Osteoarthritis (OA) is characterized by articular cartilage degeneration in the joints and results in pain, swelling, stiffness, muscle atrophy, and attendant functional disability. The progression of OA cannot be prevented by drugs. Current treatments for OA focus on symptomatic relief of pain. Recently, platelet-rich plasma (PRP) injection has attracted much attention for modulating articular cartilage and synovial membrane in OA. Despite the increasing interest in PRP for the treatment of OA, the precise mechanisms underlying the actions of PRP on OA remain unclear. We have reviewed the known actions of PRP in the joint. The in vitro and in vivo evidence is reviewed concerning the potential of the modulation of PRP on normal articular cartilage and OA progression. PRP modulates the repair and regeneration of damaged articular cartilage in the joints and delays the degeneration of cartilage by stimulation of mesenchymal stem cell migration, proliferation, and differentiation into articular chondrocytes. In addition to the symptomatic relief, PRP is a biological response modifier of inflammatory nuclear factor-κB signaling pathway and PRP reduces the pain by decreasing inflammation and angiogenesis of the synovial membrane where pain receptors are localized.
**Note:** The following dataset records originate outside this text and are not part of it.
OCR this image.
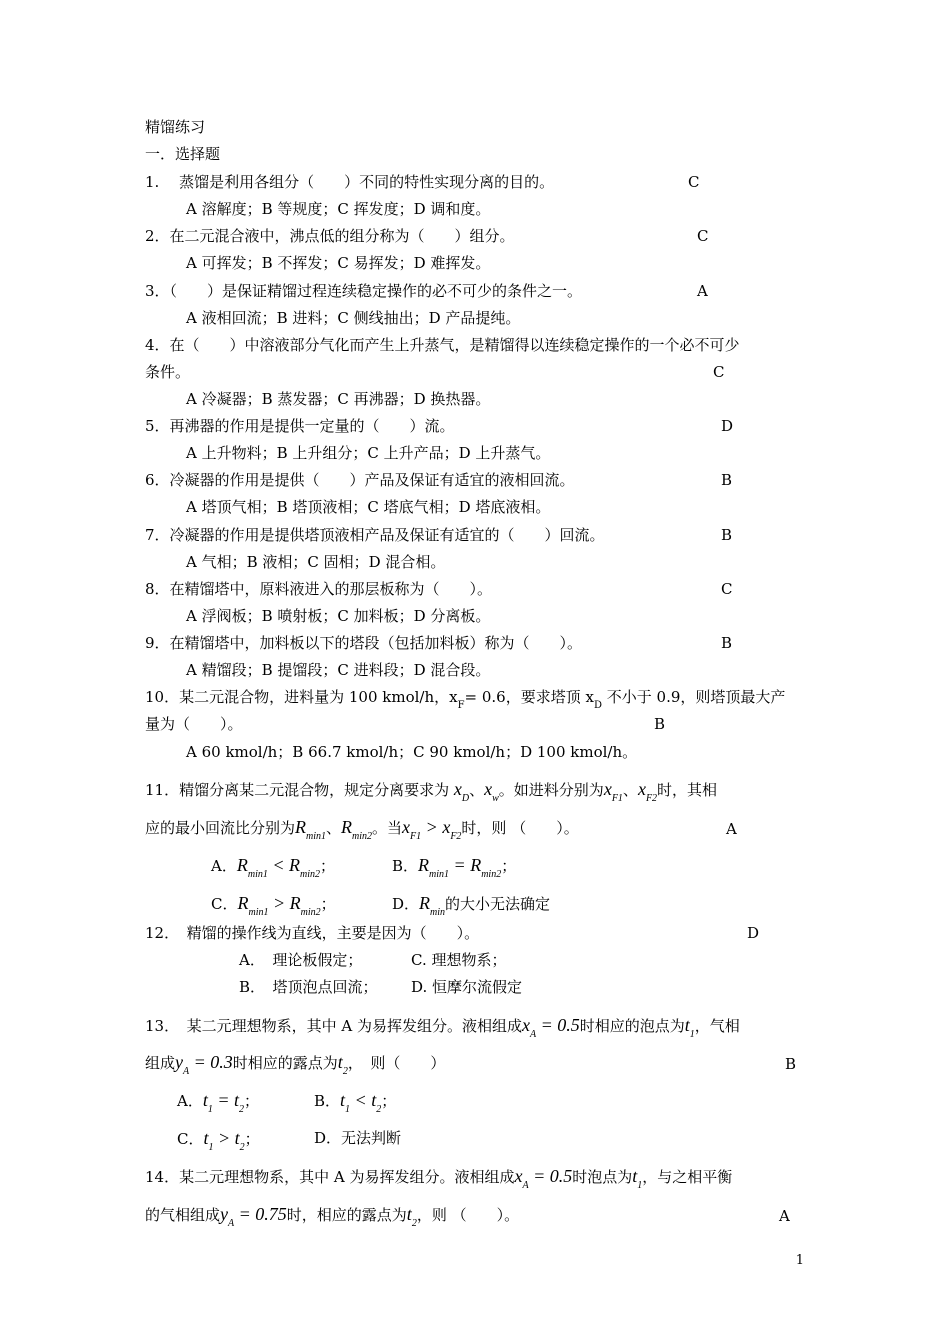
精馏练习
一．选择题
1.　 蒸馏是利用各组分（　　）不同的特性实现分离的目的。	C
A 溶解度；B 等规度；C 挥发度；D 调和度。
2．在二元混合液中，沸点低的组分称为（　　）组分。	C
A 可挥发；B 不挥发；C 易挥发；D 难挥发。
3．（　　）是保证精馏过程连续稳定操作的必不可少的条件之一。	A
A 液相回流；B 进料；C 侧线抽出；D 产品提纯。
4．在（　　）中溶液部分气化而产生上升蒸气，是精馏得以连续稳定操作的一个必不可少
条件。	C
A 冷凝器；B 蒸发器；C 再沸器；D 换热器。
5．再沸器的作用是提供一定量的（　　）流。	D
A 上升物料；B 上升组分；C 上升产品；D 上升蒸气。
6．冷凝器的作用是提供（　　）产品及保证有适宜的液相回流。	B
A 塔顶气相；B 塔顶液相；C 塔底气相；D 塔底液相。
7．冷凝器的作用是提供塔顶液相产品及保证有适宜的（　　）回流。	B
A 气相；B 液相；C 固相；D 混合相。
8．在精馏塔中，原料液进入的那层板称为（　　）。	C
A 浮阀板；B 喷射板；C 加料板；D 分离板。
9．在精馏塔中，加料板以下的塔段（包括加料板）称为（　　）。	B
A 精馏段；B 提馏段；C 进料段；D 混合段。
10．某二元混合物，进料量为 100 kmol/h，$x_F= 0.6$，要求塔顶 $x_D$ 不小于 0.9，则塔顶最大产
量为（　　）。	B
A 60 kmol/h；B 66.7 kmol/h；C 90 kmol/h；D 100 kmol/h。
11．精馏分离某二元混合物，规定分离要求为 $x_D$、$x_w$。如进料分别为$x_{F1}$、$x_{F2}$时，其相
应的最小回流比分别为$R_{min1}$、$R_{min2}$。当$x_{F1} > x_{F2}$时，则 （　　）。	A
A．$R_{min1} < R_{min2}$；	B．$R_{min1} = R_{min2}$；
C．$R_{min1} > R_{min2}$；	D．$R_{min}$的大小无法确定
12．　精馏的操作线为直线，主要是因为（　　）。	D
A．　理论板假定；	C. 理想物系；
B．　塔顶泡点回流； D. 恒摩尔流假定
13．　某二元理想物系，其中 A 为易挥发组分。液相组成$x_A = 0.5$时相应的泡点为$t_1$，气相
组成$y_A = 0.3$时相应的露点为$t_2$，　则（　　）	B
A．$t_1 = t_2$；	B．$t_1 < t_2$；
C．$t_1 > t_2$；	D．无法判断
14．某二元理想物系，其中 A 为易挥发组分。液相组成$x_A = 0.5$时泡点为$t_1$，与之相平衡
的气相组成$y_A = 0.75$时，相应的露点为$t_2$，则 （　　）。	A
1
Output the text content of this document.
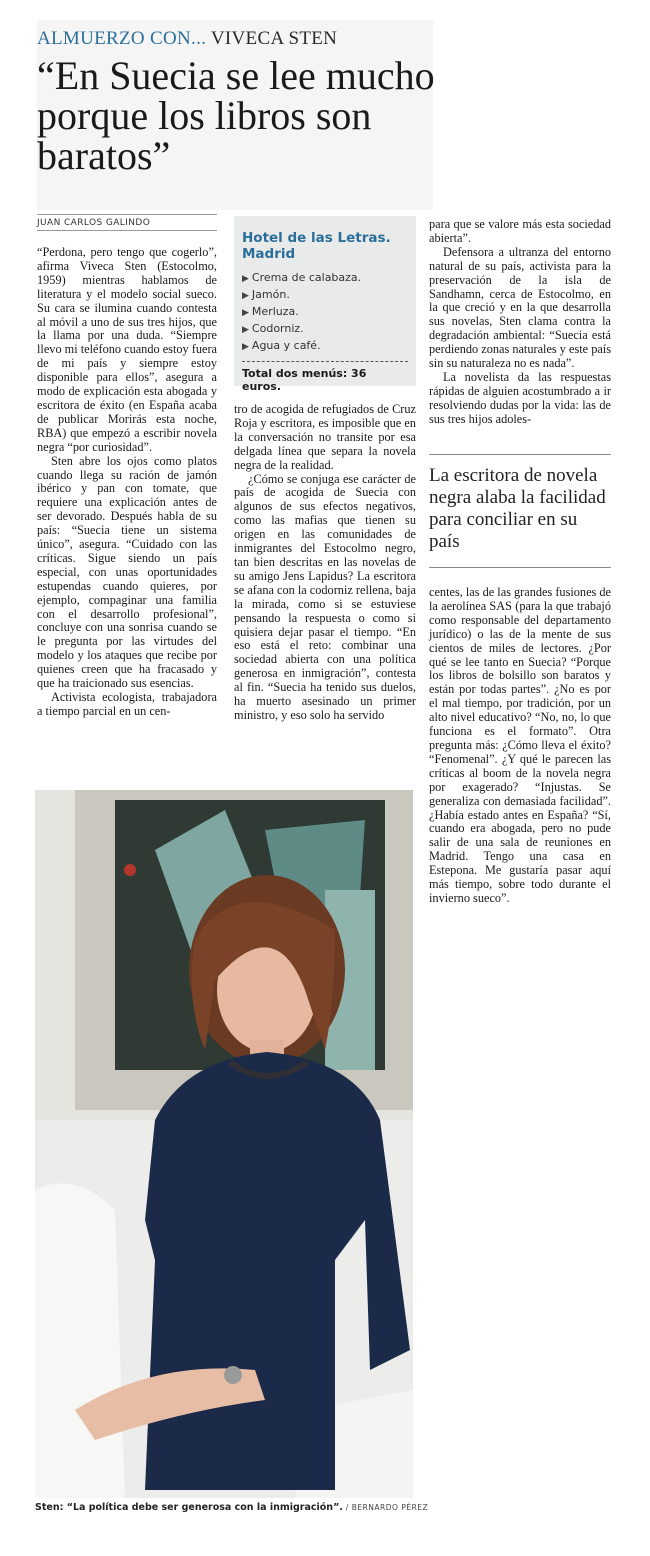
ALMUERZO CON... VIVECA STEN
“En Suecia se lee mucho porque los libros son baratos”
JUAN CARLOS GALINDO

“Perdona, pero tengo que cogerlo”, afirma Viveca Sten (Estocolmo, 1959) mientras hablamos de literatura y el modelo social sueco. Su cara se ilumina cuando contesta al móvil a uno de sus tres hijos, que la llama por una duda. “Siempre llevo mi teléfono cuando estoy fuera de mi país y siempre estoy disponible para ellos”, asegura a modo de explicación esta abogada y escritora de éxito (en España acaba de publicar Morirás esta noche, RBA) que empezó a escribir novela negra “por curiosidad”.

Sten abre los ojos como platos cuando llega su ración de jamón ibérico y pan con tomate, que requiere una explicación antes de ser devorado. Después habla de su país: “Suecia tiene un sistema único”, asegura. “Cuidado con las críticas. Sigue siendo un país especial, con unas oportunidades estupendas cuando quieres, por ejemplo, compaginar una familia con el desarrollo profesional”, concluye con una sonrisa cuando se le pregunta por las virtudes del modelo y los ataques que recibe por quienes creen que ha fracasado y que ha traicionado sus esencias.

Activista ecologista, trabajadora a tiempo parcial en un cen-

Hotel de las Letras. Madrid
▶ Crema de calabaza.
▶ Jamón.
▶ Merluza.
▶ Codorniz.
▶ Agua y café.
Total dos menús: 36 euros.

tro de acogida de refugiados de Cruz Roja y escritora, es imposible que en la conversación no transite por esa delgada línea que separa la novela negra de la realidad.

¿Cómo se conjuga ese carácter de país de acogida de Suecia con algunos de sus efectos negativos, como las mafias que tienen su origen en las comunidades de inmigrantes del Estocolmo negro, tan bien descritas en las novelas de su amigo Jens Lapidus? La escritora se afana con la codorniz rellena, baja la mirada, como si se estuviese pensando la respuesta o como si quisiera dejar pasar el tiempo. “En eso está el reto: combinar una sociedad abierta con una política generosa en inmigración”, contesta al fin. “Suecia ha tenido sus duelos, ha muerto asesinado un primer ministro, y eso solo ha servido

para que se valore más esta sociedad abierta”.

Defensora a ultranza del entorno natural de su país, activista para la preservación de la isla de Sandhamn, cerca de Estocolmo, en la que creció y en la que desarrolla sus novelas, Sten clama contra la degradación ambiental: “Suecia está perdiendo zonas naturales y este país sin su naturaleza no es nada”.

La novelista da las respuestas rápidas de alguien acostumbrado a ir resolviendo dudas por la vida: las de sus tres hijos adoles-

La escritora de novela negra alaba la facilidad para conciliar en su país

centes, las de las grandes fusiones de la aerolínea SAS (para la que trabajó como responsable del departamento jurídico) o las de la mente de sus cientos de miles de lectores. ¿Por qué se lee tanto en Suecia? “Porque los libros de bolsillo son baratos y están por todas partes”. ¿No es por el mal tiempo, por tradición, por un alto nivel educativo? “No, no, lo que funciona es el formato”. Otra pregunta más: ¿Cómo lleva el éxito? “Fenomenal”. ¿Y qué le parecen las críticas al boom de la novela negra por exagerado? “Injustas. Se generaliza con demasiada facilidad”. ¿Había estado antes en España? “Sí, cuando era abogada, pero no pude salir de una sala de reuniones en Madrid. Tengo una casa en Estepona. Me gustaría pasar aquí más tiempo, sobre todo durante el invierno sueco”.

Sten: “La política debe ser generosa con la inmigración”. / BERNARDO PÉREZ
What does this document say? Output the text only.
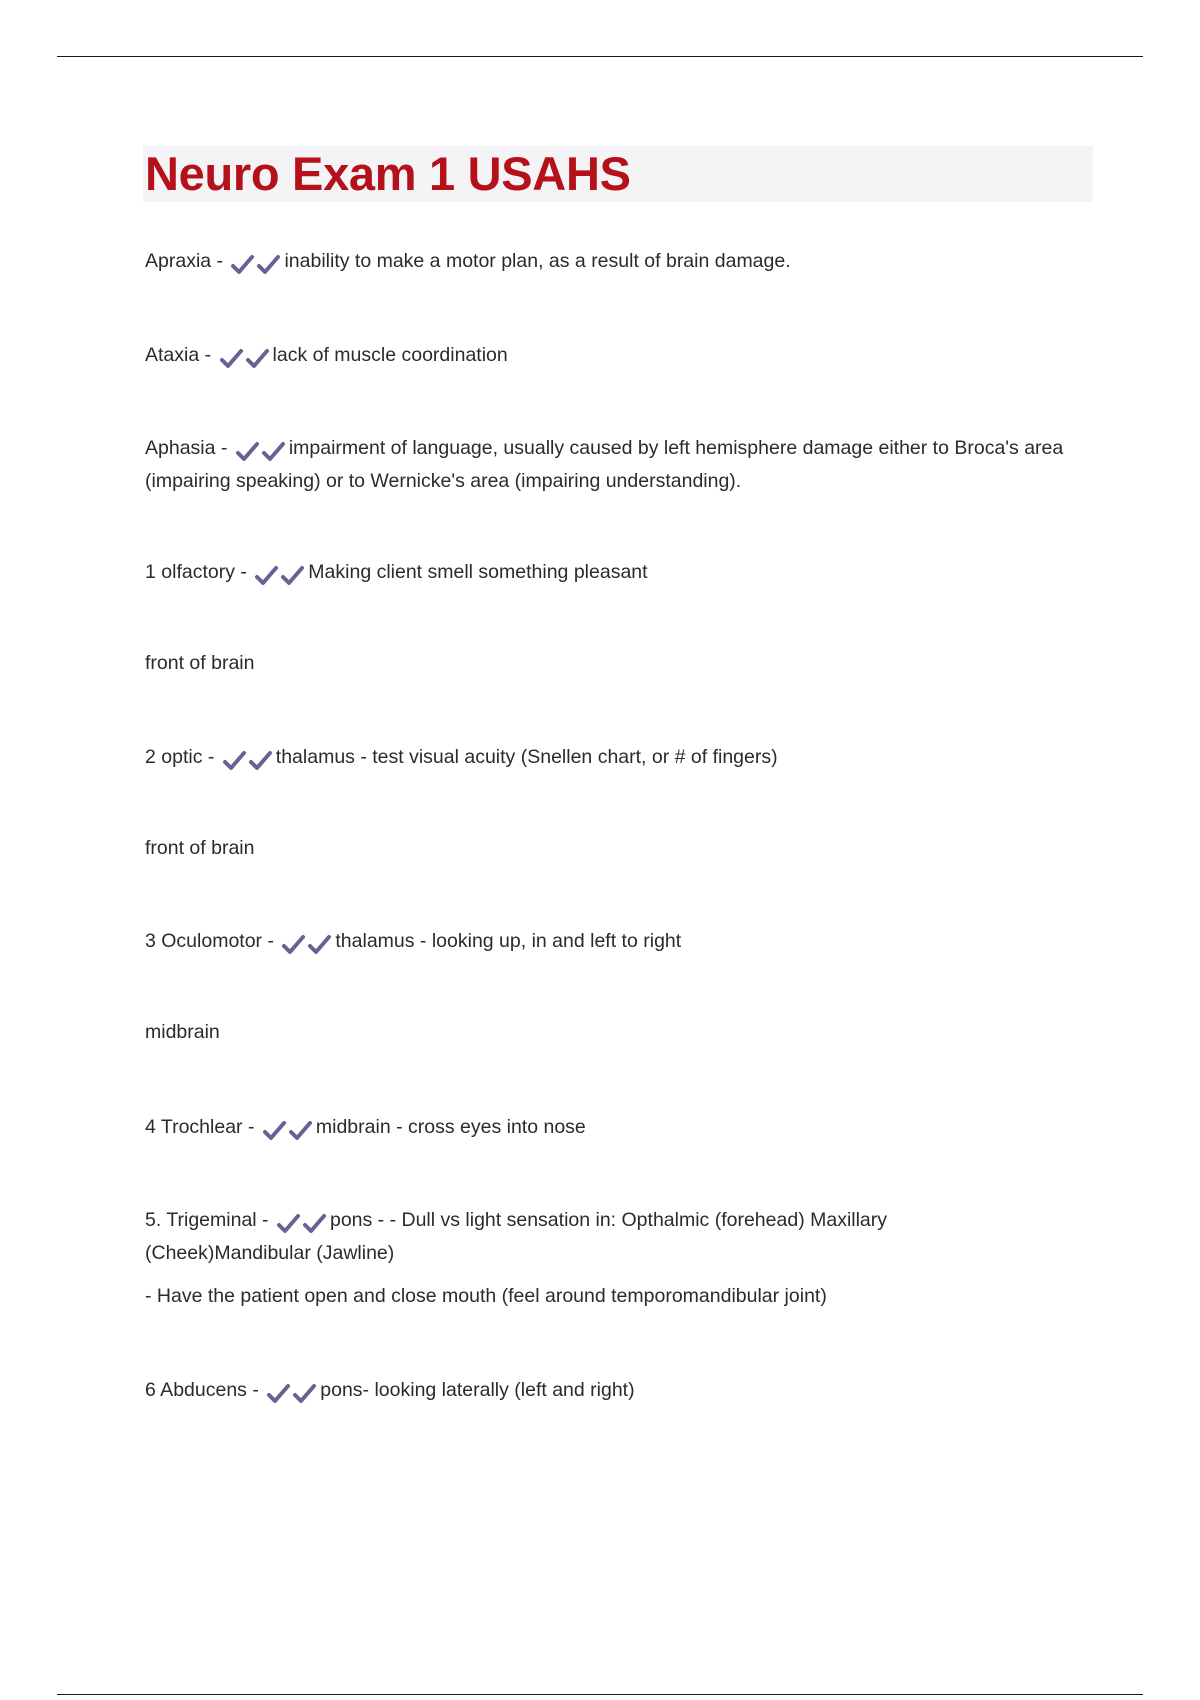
Neuro Exam 1 USAHS

Apraxia -	inability to make a motor plan, as a result of brain damage.

Ataxia -	lack of muscle coordination

Aphasia -	impairment of language, usually caused by left hemisphere damage either to Broca's area (impairing speaking) or to Wernicke's area (impairing understanding).

1 olfactory -	Making client smell something pleasant

front of brain

2 optic -	thalamus - test visual acuity (Snellen chart, or # of fingers)

front of brain

3 Oculomotor -	thalamus - looking up, in and left to right

midbrain

4 Trochlear -	midbrain - cross eyes into nose

5. Trigeminal -	pons - - Dull vs light sensation in: Opthalmic (forehead) Maxillary (Cheek)Mandibular (Jawline)

- Have the patient open and close mouth (feel around temporomandibular joint)

6 Abducens -	pons- looking laterally (left and right)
PRP has the therapeutic potential not only to promote tissue regeneration, but also to contribute to articular cartilage lubrication by decreasing the friction coefficient and minimizing wear. Although further refinements and improvements are needed in standardized PRP preparations, PRP may modulate regeneration of articular cartilage and slows the progression of OA by stimulating cell migration, proliferation, differentiation of progenitor/stem cells, joint homeostasis, and joint lubrication.


The question on everyone's mind is whether or not it is non-inferior to "standard of care."